During nine months of captivity, Kate Winters has survived a jealous goddess, a vengeful Titan and a pregnancy she never asked for. Now the Queen of the Gods wants her unborn child, and Kate can’t stop her–until Cronus offers a deal.
In exchange for her loyalty and devotion, the King of the Titans will spare humanity and let Kate keep her child. Yet even if Kate agrees, he’ll destroy Henry, her mother and the rest of the council. And if she refuses, Cronus will tear the world apart until every last god and mortal is dead.
With the fate of everyone she loves resting on her shoulders, Kate must do the impossible: find a way to defeat the most powerful being in existence, even if it costs her everything.

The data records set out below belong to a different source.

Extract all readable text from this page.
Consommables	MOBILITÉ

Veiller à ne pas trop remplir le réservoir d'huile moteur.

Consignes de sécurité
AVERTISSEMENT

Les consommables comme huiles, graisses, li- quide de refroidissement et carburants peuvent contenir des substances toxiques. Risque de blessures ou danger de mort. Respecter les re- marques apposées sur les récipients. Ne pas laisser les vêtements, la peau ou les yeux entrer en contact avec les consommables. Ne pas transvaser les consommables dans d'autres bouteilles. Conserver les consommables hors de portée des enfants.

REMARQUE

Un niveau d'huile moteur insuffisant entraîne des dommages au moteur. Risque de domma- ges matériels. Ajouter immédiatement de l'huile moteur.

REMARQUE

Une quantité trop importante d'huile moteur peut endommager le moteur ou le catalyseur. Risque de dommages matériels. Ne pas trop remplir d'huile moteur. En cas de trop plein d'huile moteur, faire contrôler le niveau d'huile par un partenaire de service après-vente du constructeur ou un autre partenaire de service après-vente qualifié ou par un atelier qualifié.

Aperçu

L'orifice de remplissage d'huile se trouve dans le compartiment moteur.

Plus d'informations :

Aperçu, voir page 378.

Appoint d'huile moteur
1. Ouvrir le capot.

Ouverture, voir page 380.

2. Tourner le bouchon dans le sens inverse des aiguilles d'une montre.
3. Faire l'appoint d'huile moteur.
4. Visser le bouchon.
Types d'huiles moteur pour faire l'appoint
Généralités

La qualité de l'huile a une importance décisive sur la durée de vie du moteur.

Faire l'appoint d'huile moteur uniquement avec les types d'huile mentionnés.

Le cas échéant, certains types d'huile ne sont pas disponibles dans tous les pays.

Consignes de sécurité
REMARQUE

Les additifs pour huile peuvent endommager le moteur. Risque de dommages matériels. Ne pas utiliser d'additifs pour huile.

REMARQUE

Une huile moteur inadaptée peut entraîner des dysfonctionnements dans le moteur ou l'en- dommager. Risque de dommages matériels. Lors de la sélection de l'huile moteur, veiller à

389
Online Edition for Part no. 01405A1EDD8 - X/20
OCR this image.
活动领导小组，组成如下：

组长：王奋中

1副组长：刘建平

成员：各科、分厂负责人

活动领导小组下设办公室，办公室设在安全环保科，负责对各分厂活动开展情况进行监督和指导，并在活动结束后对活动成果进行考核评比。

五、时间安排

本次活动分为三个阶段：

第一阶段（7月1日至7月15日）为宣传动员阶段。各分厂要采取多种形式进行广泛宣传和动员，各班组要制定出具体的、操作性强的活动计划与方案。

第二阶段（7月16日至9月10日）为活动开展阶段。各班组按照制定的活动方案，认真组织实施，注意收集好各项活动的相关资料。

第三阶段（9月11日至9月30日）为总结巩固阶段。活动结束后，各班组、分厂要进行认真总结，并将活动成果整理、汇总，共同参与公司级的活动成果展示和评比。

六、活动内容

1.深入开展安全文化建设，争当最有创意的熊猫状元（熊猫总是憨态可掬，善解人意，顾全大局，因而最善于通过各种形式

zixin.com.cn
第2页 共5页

Even if it costs her eternity.
I enjoyed Aimée’s writing style and the large cast of characters. But I have absolutely no idea what was going on with the plotting of the novel.
My biggest problem was that every time a conflict came up in the book it was dealt with right away.
Kate is pregnant and kidnapped? No problem, she’ll have the baby and be rescued right away. Henry is dieing? No problem, this random character will fix that.
And I don’t even think telling you these things are spoilers because they both happen in the first quarter of the book.
I did like that Kate’s priorities completely changed as soon as she had a child to worry about. And I liked that there was a lot of examples of bad parenting in this series and it sort of came full circle with Kate and Henry being parents for this book.
OH! If you’ve been reading our previous reviews of this series you’ll know that Christine and I have been desperate to know who Kate’s father is. And, well, the issue is addressed in this book. And I was disappointed. Not in who it was…well, maybe a little, but just in the way that it was introduced out of the blue and then…well, it just wasn’t I wanted.
I liked that Aimee was ready to write real, world altering consequences for the struggle going on. With the council always disagreeing with one another and Chronos being all I AM EVIL, there was plenty of conflict and it was engaging enough. It just didn’t affect me the way the earlier books in series did.
I’m glad I read it and I am glad it came to a satisfying conclusion. But when, three books later, Kate is STILL worrying about whether or not Henry really, TRULY loves her, well, I want to slap her.